WOLFF: Take me out to the market

Theodore Wolff

Sizeable history has been made in baseball this winter. The largest contract ever for a pitcher was given out: Barry Zito, $126 million, as well as the fifth-largest for any baseball player: Alfonso Soriano, $136 million. The responses to these contracts have ranged from criticism of overpaying and wasting money to frustration with the supply and demand of the baseball market.

Both responses fail to appreciate what underlies these seemingly outrageous contracts and our own daily individual exchanges.

Underlying the baseball offseason is the simple working of voluntary exchange. That is, two individuals, with separate interests, give up something they value less than what they are receiving free from coercion.

In the case of Zito, he has exchanged his services as a baseball pitcher for $126 million because he values that money more than what he could receive elsewhere doing something else. The San Francisco Giants – who signed Zito – valued Zito’s services more than $126 million and thus engaged in the exchange.

The concept is simple, pervading our everyday interactions, but we sometimes lose sight of this powerful simplicity.

The language we use to describe such exchanges clarifies this. It is said that the Giants overpaid for Zito or wasted money on him.

These denouncements sound as if there were an objective standard by which every exchange between two parties should be measured. But there is no yard stick for the value of any exchange as individuals have their own values on how much a certain exchange is worth.

The Giants showed they clearly valued Zito more than any other team by the amount of money they offered.

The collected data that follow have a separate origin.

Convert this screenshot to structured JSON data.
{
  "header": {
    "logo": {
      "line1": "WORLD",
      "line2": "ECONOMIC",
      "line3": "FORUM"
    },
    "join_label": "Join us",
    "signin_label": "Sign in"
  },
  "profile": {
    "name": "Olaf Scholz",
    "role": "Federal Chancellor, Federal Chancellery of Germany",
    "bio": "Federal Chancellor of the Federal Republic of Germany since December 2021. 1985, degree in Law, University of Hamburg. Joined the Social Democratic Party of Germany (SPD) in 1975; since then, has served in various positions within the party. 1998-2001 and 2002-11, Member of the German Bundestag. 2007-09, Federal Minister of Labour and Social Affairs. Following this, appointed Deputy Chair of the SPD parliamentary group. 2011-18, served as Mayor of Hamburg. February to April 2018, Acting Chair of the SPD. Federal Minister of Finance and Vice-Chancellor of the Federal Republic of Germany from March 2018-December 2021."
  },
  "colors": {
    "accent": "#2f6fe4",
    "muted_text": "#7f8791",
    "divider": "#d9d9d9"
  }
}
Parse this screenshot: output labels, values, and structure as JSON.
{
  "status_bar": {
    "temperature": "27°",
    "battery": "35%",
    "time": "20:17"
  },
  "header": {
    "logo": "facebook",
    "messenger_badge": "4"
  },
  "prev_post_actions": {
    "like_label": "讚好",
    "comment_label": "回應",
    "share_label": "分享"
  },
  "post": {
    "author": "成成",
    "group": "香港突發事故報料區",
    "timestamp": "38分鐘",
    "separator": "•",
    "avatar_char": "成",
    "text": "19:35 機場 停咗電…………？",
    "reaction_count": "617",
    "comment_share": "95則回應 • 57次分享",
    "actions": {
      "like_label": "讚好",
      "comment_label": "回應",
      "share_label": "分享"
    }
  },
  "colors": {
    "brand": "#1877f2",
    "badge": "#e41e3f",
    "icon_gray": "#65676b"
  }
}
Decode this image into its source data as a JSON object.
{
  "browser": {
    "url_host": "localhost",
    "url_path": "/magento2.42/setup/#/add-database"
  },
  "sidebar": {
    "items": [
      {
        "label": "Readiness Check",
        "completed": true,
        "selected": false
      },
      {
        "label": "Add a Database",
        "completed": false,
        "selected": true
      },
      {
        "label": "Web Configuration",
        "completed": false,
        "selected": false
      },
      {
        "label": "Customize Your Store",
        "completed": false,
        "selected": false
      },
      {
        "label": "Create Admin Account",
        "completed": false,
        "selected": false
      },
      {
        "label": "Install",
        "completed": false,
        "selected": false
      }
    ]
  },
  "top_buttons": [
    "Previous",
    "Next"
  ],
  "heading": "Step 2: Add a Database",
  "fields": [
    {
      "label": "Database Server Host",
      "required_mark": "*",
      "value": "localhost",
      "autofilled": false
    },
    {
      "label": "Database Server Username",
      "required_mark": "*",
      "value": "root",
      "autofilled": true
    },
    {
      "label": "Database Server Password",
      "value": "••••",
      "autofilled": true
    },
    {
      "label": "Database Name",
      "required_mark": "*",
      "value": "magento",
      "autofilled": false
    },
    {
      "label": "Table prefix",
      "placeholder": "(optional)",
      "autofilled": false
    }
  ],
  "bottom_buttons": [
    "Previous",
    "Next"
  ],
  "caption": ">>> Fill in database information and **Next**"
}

Zito, who also had interest in an acting career, valued the offer from the Giants more than that of the New York Mets, who offered less money but were in a city with acting possibilities.

There is no yardstick to measure these values in every other exchange.

Thus, it is contrary to say that Zito is being overpaid or that the Giants wasted their money. What was done was in the separate interests of both parties, not anyone else’s.

Still, others resort to blaming the baseball market as if it were a kite, let alone to the caprices of a strong wind, unpredictable and uncontrollable.

But no outside party has forced the other baseball teams to participate in the lavishing of money upon baseball players.

While the operation of supply and demand certainly has an effect on the value players put on themselves, this does not deny other alternatives of trades or the minor leagues.

It’s curious that some baseball general managers have denounced the competition of the market in an attempt to better their teams. These managers might as well say, “Stop winning so much, you’re forcing us to win or look bad.”

Some will say that voluntary exchange is fine for small interactions, but larger ones need a third party to direct and guide the exchange. The party can be any – the most effective being government – and the reasons can vary from protecting a weaker party to greater interests such as national security.

Such an imposition ultimately distorts information in any exchange. As a result, parties actually do overpay and waste money. The interests of the two involved parties are no longer bound by what they are freely able to value. A third party instead obstructs the exchange with an arbitrary and supposedly fair price. Neither of the two original parties can know what they might otherwise get for what they offer. They only know what is enforced upon them. Their interest is no longer upheld, but only the imposing party’s.

Baseball has long been America’s pastime, but the idea of voluntary exchange has been for even longer.

We shouldn’t want anything different.